What are Positions in Stock Market? Positions Definition, Type & More!

What are Positions in Stock Market? Positions Definition, Type & More!

Understanding Positions in Stock Market: Depending on the market trends and movements an individual can use different strategies to invest or trade in the stock market. But the one thing that is common when individuals implement any strategy is that they have to create positions in the stock market. 

In this article, we will be discussing the meaning of positions in the stock market and the different types of positions an individual can take.

What are Positions in Stock Market?

Positions in the stock market mean the number of stocks owned (which are either bought or short) by an individual. 

An individual takes a position in the market when they purchase a stock or if they sell the stock depending on their conviction. An open position will be followed by closing the position at some point in the future.

What is meant by long and short positions?

Individuals can take a long position or a short position depending on the conviction they have about the market. Let us now understand these positions in detail.

1. Long Position in Stock Market

Taking a long position means taking a fresh buy position in the market. A long position is taken when an individual has a bullish conviction about the market.

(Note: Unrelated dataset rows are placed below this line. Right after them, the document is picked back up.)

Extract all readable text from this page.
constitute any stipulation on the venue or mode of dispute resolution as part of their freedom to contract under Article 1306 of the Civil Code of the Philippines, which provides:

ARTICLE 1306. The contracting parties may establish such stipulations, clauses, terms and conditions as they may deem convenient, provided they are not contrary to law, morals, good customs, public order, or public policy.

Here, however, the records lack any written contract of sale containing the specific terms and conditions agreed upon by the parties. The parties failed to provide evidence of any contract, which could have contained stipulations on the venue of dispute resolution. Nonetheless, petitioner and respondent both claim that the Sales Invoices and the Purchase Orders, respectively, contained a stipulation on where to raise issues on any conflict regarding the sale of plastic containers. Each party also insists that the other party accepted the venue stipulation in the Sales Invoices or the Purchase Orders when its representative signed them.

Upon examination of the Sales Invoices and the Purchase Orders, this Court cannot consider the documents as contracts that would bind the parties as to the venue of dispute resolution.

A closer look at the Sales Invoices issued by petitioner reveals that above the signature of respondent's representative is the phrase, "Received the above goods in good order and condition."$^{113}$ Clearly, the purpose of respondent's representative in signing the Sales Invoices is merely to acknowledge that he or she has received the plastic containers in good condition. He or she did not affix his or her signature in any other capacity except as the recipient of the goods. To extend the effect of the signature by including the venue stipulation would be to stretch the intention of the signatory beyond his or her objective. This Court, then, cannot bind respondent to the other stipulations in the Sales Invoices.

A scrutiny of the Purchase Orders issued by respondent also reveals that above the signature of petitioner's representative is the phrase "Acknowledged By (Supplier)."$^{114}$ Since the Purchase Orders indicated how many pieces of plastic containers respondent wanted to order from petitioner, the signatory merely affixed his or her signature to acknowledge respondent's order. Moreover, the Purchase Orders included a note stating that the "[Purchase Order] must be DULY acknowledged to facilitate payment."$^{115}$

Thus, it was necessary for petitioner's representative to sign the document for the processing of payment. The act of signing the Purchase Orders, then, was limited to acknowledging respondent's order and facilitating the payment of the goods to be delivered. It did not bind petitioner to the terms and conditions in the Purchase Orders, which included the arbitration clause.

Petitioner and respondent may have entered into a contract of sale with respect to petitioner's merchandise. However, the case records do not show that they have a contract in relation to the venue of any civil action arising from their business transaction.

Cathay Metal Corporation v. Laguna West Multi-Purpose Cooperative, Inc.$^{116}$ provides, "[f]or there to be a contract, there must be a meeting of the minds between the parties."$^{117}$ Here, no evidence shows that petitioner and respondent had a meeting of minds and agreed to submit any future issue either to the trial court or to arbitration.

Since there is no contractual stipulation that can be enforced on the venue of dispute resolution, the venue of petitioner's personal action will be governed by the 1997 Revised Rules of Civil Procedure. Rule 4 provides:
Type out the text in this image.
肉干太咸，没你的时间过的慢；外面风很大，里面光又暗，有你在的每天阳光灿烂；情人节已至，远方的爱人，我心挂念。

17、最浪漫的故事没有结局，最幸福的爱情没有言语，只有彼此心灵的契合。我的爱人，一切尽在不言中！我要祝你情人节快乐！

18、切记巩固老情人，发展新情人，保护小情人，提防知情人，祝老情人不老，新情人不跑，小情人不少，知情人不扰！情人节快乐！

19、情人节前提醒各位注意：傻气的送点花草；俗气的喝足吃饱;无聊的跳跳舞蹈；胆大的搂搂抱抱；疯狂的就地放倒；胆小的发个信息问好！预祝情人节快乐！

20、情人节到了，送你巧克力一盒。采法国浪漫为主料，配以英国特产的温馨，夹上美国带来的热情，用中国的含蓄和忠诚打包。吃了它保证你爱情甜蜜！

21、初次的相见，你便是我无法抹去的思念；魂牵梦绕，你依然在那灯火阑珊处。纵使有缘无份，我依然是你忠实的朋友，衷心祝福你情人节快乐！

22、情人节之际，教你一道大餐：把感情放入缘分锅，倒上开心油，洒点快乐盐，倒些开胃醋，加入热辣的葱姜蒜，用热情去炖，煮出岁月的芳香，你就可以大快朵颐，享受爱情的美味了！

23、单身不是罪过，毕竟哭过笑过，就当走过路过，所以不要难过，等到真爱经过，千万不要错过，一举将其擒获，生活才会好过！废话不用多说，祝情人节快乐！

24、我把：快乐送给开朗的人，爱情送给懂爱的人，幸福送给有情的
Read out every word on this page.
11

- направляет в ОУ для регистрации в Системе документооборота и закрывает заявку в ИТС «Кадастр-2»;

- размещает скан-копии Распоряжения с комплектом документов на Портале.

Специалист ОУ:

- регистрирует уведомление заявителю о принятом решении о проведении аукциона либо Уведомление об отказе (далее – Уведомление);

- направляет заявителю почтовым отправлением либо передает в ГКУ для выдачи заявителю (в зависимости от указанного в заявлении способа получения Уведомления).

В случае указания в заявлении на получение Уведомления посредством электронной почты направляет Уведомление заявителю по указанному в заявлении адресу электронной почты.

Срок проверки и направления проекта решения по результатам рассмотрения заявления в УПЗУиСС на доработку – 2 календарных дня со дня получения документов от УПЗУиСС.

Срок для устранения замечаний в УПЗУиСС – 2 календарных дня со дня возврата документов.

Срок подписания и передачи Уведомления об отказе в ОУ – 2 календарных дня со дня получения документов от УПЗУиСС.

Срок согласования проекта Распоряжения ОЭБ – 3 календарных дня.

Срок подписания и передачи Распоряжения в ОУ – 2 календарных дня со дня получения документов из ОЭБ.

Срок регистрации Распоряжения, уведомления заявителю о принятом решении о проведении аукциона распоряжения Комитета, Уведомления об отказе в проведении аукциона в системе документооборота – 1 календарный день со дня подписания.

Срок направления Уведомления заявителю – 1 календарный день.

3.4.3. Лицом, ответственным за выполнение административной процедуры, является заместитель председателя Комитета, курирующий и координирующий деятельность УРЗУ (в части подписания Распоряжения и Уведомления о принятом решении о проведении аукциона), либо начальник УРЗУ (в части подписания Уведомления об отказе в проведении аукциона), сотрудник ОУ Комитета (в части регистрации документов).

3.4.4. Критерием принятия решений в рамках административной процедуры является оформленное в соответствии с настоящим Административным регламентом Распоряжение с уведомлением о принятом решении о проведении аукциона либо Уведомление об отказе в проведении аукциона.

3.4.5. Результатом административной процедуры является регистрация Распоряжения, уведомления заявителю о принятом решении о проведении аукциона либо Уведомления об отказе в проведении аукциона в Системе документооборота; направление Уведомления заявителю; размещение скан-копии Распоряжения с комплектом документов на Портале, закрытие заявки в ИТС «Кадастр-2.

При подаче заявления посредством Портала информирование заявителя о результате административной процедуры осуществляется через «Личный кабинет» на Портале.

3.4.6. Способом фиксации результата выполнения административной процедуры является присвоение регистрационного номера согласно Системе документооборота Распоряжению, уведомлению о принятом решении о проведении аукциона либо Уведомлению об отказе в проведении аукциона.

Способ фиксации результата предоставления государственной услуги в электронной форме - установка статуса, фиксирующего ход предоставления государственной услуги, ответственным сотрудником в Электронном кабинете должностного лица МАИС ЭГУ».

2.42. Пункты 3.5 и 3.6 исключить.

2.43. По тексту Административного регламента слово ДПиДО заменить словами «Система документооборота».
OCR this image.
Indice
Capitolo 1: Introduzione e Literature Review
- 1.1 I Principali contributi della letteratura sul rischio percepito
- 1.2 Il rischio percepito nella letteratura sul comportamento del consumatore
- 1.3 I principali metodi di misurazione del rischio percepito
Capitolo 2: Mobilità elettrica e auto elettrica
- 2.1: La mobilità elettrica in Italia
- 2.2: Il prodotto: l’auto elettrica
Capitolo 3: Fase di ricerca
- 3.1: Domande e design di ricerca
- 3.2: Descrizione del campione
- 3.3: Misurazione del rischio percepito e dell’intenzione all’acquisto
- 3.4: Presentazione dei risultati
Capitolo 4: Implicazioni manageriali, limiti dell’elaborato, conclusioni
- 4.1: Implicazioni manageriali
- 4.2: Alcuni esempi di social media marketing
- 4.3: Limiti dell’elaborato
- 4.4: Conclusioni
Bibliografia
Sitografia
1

Here are ways in which an individual can take a long position in the stock market.

1.1 In the Equity/Cash Segment

An individual can take a long position by purchasing the shares on delivery and holding them for any number of days required.

Individuals can also take a long position by executing an intraday trade where they buy the stocks and hold them until the market closes for the day. In an intraday trade, the individuals will have to reverse their positions by the end of the day.

1.2 In the Derivative Segment

There are two ways for an individual to take a Long position in the Derivative market.

The first way is through a futures contract wherein you become the buyer of the futures contract and take the reversal position at the end of the expiry.

The second way is to enter a call option buy becoming the buyer of the option contract. Here the buyer has the choice of executing or not executing the contract.

A long position can also be taken in a put option contract by becoming the buyer of the contract. But, put options are bought with a bearish conviction of the market.

To know more about options, you can read this article on profits in options trading.

2. Short Positions in Stock Market

Taking a short position taking a fresh sell position in the market. A short position is taken when an individual has a bearish conviction about the market. Here are ways in which an individual can take a short position in the stock market.

2.1 In the Equity/Cash Segment

Individuals can take a short position by executing an intraday trade where they sell the stocks. But they have to reverse the position by the end of the day. 

A short position cannot be taken on delivery as shares cannot be sold on a long-term basis. 

2.2 In the Derivative Segment

There are two ways for an individual to take a short position in the Derivative market.

The first way is through a futures contract wherein you become the seller of the futures contract and take the reversal position at the end of the expiry.

The second way is to enter a call option by becoming the seller (writer) of the option contract. Here the seller gets a premium from the option buyer for the choice of execution given to the buyer.

A short position can also be taken in a put option contract by becoming the seller of the contract. But, put options are sold with a bearish conviction of the market.

What are Open Positions in Stock Market?

An open position is an investment or trade that an individual has entered but which is yet to be closed. The duration of an open position can vary from minutes to years depending on the objective and style of the individual.

While holding an open position, an individual is exposed to market risk. The amount of risk will vary depending on the size of the position and the holding period of an individual.

What are Closing Positions in Stock Market?

A closing position refers to canceling out an existing position held in the market by taking an opposite position. This means buying back the security in short sales and selling the position in case of long positions.

Individuals will earn a profit or loss on the difference between the price at which the security is opened and the price at which the security is closed.

Also Read: How to Calculate Profit in Options Trading?

In Closing

In this article, we discussed what positions in stock market mean and the types of positions an individual can have while investing in the stock market. In simple terms, Positions in stock market means the number of stocks owned by an individual. 

An individual can take long and short positions in several ways in the market. It is always recommended to know the pro and cons of each type of position in the stock market which can help an individual to take better trading or investment decisions in the market.